Seine Energie ist eher innerlich als überbordend: Er ist ein kontemplativer Mann der Tat, fähig zu langen Phasen der Reflexion, gefolgt von klaren Entscheidungen. Man wird ihm manchmal eine gewisse Zurückhaltung oder sogar Geheimniskrämerei vorwerfen – er gibt sich nicht jedem hin. Doch wer seine Schale durchbricht, entdeckt einen trockenen Humor, eine unerschütterliche Loyalität und eine Wärme, die nur darauf wartet, sich zu zeigen, wie der Frieden, den er als Fahne trägt.
Ein spielerisches Porträt — mit einem Augenzwinkern zu lesen.
Miran, dieser Name, der das Gewicht der Welt und die Leichtigkeit des Friedens in sich trägt, liebt mit einer Intensität, die zwischen königlicher Eroberung und stummer Meditation schwankt. Als Verführer mit natürlichem Charisma jagt er nicht Herzen hinterher; er zieht sie durch eine magnetische Anziehungskraft an, die eines Prinzen, der den richtigen Moment abwartet. Er sucht nach intellektueller Verbundenheit und unerschütterlicher Loyalität, einem Zufluchtsort, an dem die Stille nicht leer ist, sondern von perfektem Einvernehmen erfüllt. Seine Sinnlichkeit ist die der Erde: greifbar, verwurzelt, aber fähig, sich zu einer zweifachen Spiritualität zu erheben. Was ihn langweilt? Lärmende Oberflächlichkeit und unnötige Dramen.
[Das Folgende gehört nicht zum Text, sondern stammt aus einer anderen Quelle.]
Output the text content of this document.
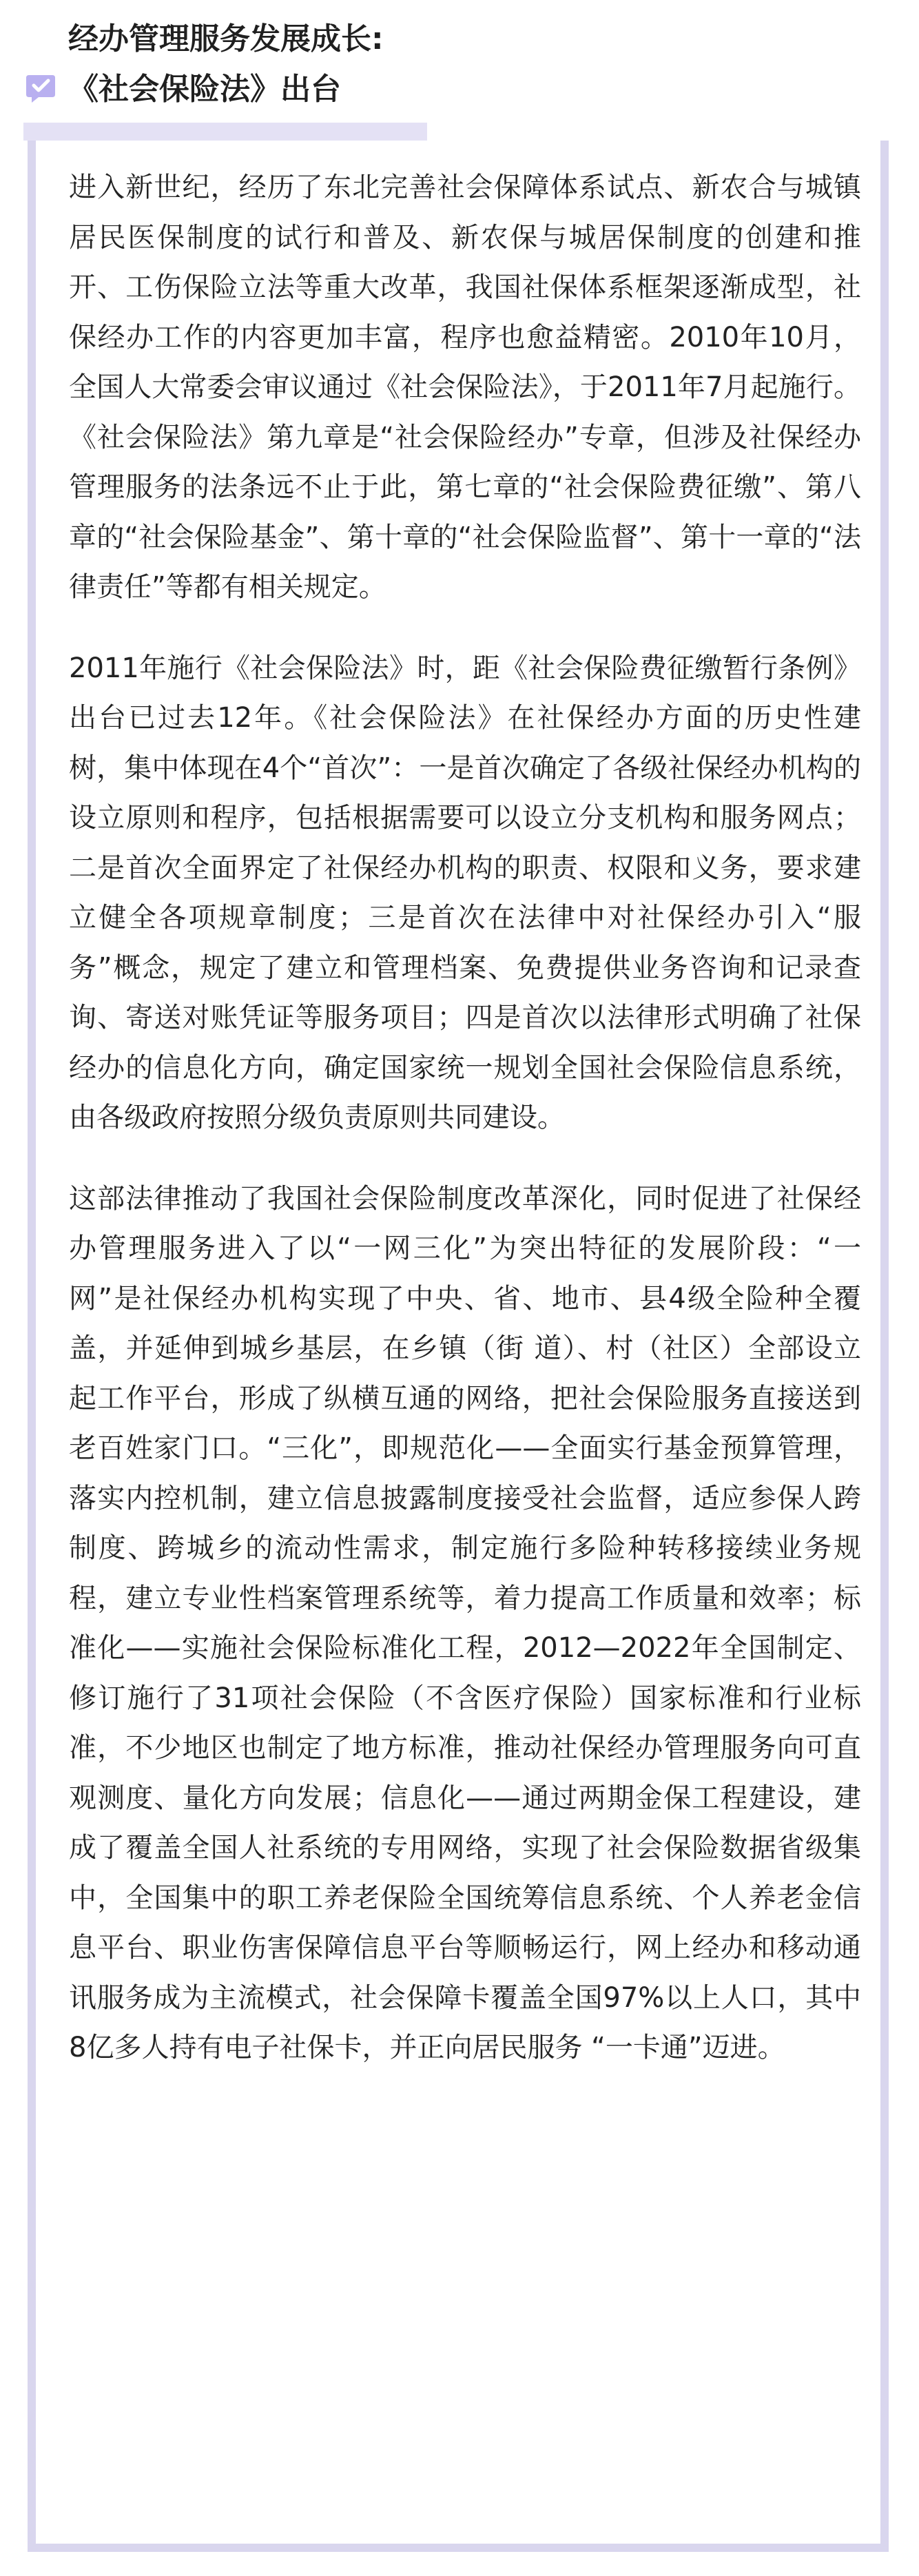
经办管理服务发展成长:
《社会保险法》出台

进入新世纪，经历了东北完善社会保障体系试点、新农合与城镇居民医保制度的试行和普及、新农保与城居保制度的创建和推开、工伤保险立法等重大改革，我国社保体系框架逐渐成型，社保经办工作的内容更加丰富，程序也愈益精密。2010年10月，全国人大常委会审议通过《社会保险法》，于2011年7月起施行。《社会保险法》第九章是“社会保险经办”专章，但涉及社保经办管理服务的法条远不止于此，第七章的“社会保险费征缴”、第八章的“社会保险基金”、第十章的“社会保险监督”、第十一章的“法律责任”等都有相关规定。

2011年施行《社会保险法》时，距《社会保险费征缴暂行条例》出台已过去12年。《社会保险法》在社保经办方面的历史性建树，集中体现在4个“首次”：一是首次确定了各级社保经办机构的设立原则和程序，包括根据需要可以设立分支机构和服务网点；二是首次全面界定了社保经办机构的职责、权限和义务，要求建立健全各项规章制度；三是首次在法律中对社保经办引入“服务”概念，规定了建立和管理档案、免费提供业务咨询和记录查询、寄送对账凭证等服务项目；四是首次以法律形式明确了社保经办的信息化方向，确定国家统一规划全国社会保险信息系统，由各级政府按照分级负责原则共同建设。

这部法律推动了我国社会保险制度改革深化，同时促进了社保经办管理服务进入了以“一网三化”为突出特征的发展阶段：“一网”是社保经办机构实现了中央、省、地市、县4级全险种全覆盖，并延伸到城乡基层，在乡镇（街 道）、村（社区）全部设立起工作平台，形成了纵横互通的网络，把社会保险服务直接送到老百姓家门口。“三化”，即规范化——全面实行基金预算管理，落实内控机制，建立信息披露制度接受社会监督，适应参保人跨制度、跨城乡的流动性需求，制定施行多险种转移接续业务规程，建立专业性档案管理系统等，着力提高工作质量和效率；标准化——实施社会保险标准化工程，2012—2022年全国制定、修订施行了31项社会保险（不含医疗保险）国家标准和行业标准，不少地区也制定了地方标准，推动社保经办管理服务向可直观测度、量化方向发展；信息化——通过两期金保工程建设，建成了覆盖全国人社系统的专用网络，实现了社会保险数据省级集中，全国集中的职工养老保险全国统筹信息系统、个人养老金信息平台、职业伤害保障信息平台等顺畅运行，网上经办和移动通讯服务成为主流模式，社会保障卡覆盖全国97%以上人口，其中8亿多人持有电子社保卡，并正向居民服务 “一卡通”迈进。
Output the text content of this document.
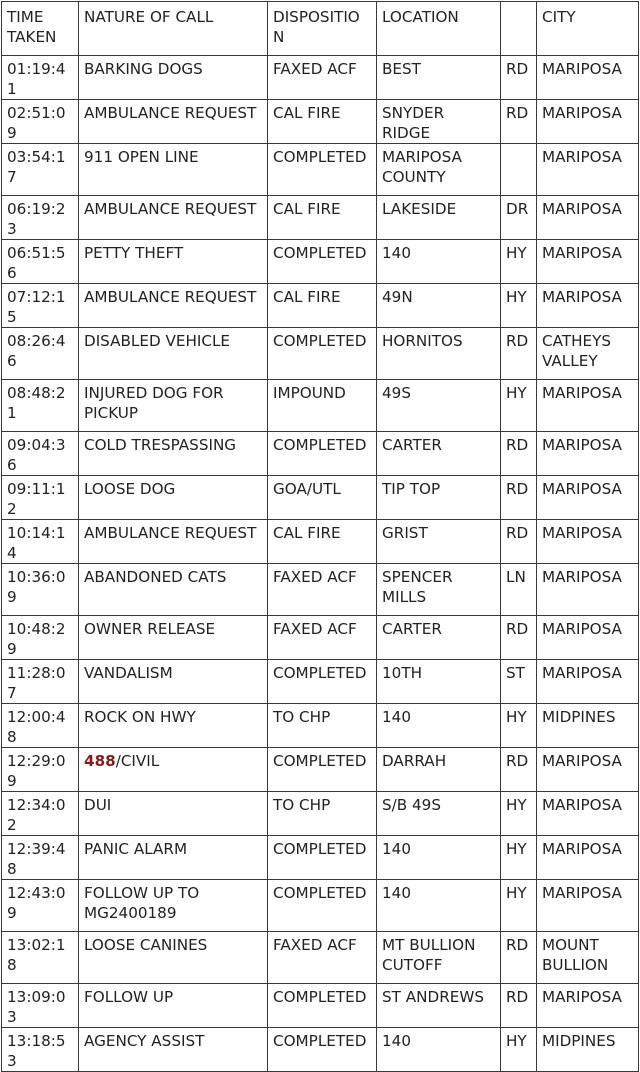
TIME TAKEN	NATURE OF CALL	DISPOSITION	LOCATION		CITY
01:19:41	BARKING DOGS	FAXED ACF	BEST	RD	MARIPOSA
02:51:09	AMBULANCE REQUEST	CAL FIRE	SNYDER RIDGE	RD	MARIPOSA
03:54:17	911 OPEN LINE	COMPLETED	MARIPOSA COUNTY		MARIPOSA
06:19:23	AMBULANCE REQUEST	CAL FIRE	LAKESIDE	DR	MARIPOSA
06:51:56	PETTY THEFT	COMPLETED	140	HY	MARIPOSA
07:12:15	AMBULANCE REQUEST	CAL FIRE	49N	HY	MARIPOSA
08:26:46	DISABLED VEHICLE	COMPLETED	HORNITOS	RD	CATHEYS VALLEY
08:48:21	INJURED DOG FOR PICKUP	IMPOUND	49S	HY	MARIPOSA
09:04:36	COLD TRESPASSING	COMPLETED	CARTER	RD	MARIPOSA
09:11:12	LOOSE DOG	GOA/UTL	TIP TOP	RD	MARIPOSA
10:14:14	AMBULANCE REQUEST	CAL FIRE	GRIST	RD	MARIPOSA
10:36:09	ABANDONED CATS	FAXED ACF	SPENCER MILLS	LN	MARIPOSA
10:48:29	OWNER RELEASE	FAXED ACF	CARTER	RD	MARIPOSA
11:28:07	VANDALISM	COMPLETED	10TH	ST	MARIPOSA
12:00:48	ROCK ON HWY	TO CHP	140	HY	MIDPINES
12:29:09	488/CIVIL	COMPLETED	DARRAH	RD	MARIPOSA
12:34:02	DUI	TO CHP	S/B 49S	HY	MARIPOSA
12:39:48	PANIC ALARM	COMPLETED	140	HY	MARIPOSA
12:43:09	FOLLOW UP TO MG2400189	COMPLETED	140	HY	MARIPOSA
13:02:18	LOOSE CANINES	FAXED ACF	MT BULLION CUTOFF	RD	MOUNT BULLION
13:09:03	FOLLOW UP	COMPLETED	ST ANDREWS	RD	MARIPOSA
13:18:53	AGENCY ASSIST	COMPLETED	140	HY	MIDPINES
Er flieht Ego-Spiele und fordert rohe Authentizität. Für ihn ist Lieben, ein privates Imperium zu bauen, ein Heiligtum, in dem innerer Frieden die höchste Form der Erotik wird. Er will eine Königin, die seinen Bedürfnis nach Ruhe ebenso versteht wie seinen Durst nach Führung. Eine Verbindung, die sowohl eine Zuflucht als auch ein Thron ist.
Vorwiegend slawisch, von der Wurzel „mir“ („Frieden / Welt“). Man trifft ihn auch im Persischen und Kurdischen an, wo „mir“ „Prinz“ oder „Anführer“ bedeutet.
„Frieden“ und „Welt“ aus slawischer Sicht; „Prinz, Befehlshaber“ aus persischer und kurdischer Sicht.
Miran hat keinen spezifischen Schutzheiligen im französischen Kalender; es gibt daher kein offizielles Festdatum.
Vor allem in Slowenien und auf dem Balkan sowie in kurdischen und persischen Gemeinschaften.
Er ist überwiegend männlich, auch wenn die Wurzel „mir“ in weiblichen Vornamen wie Mira vorkommt.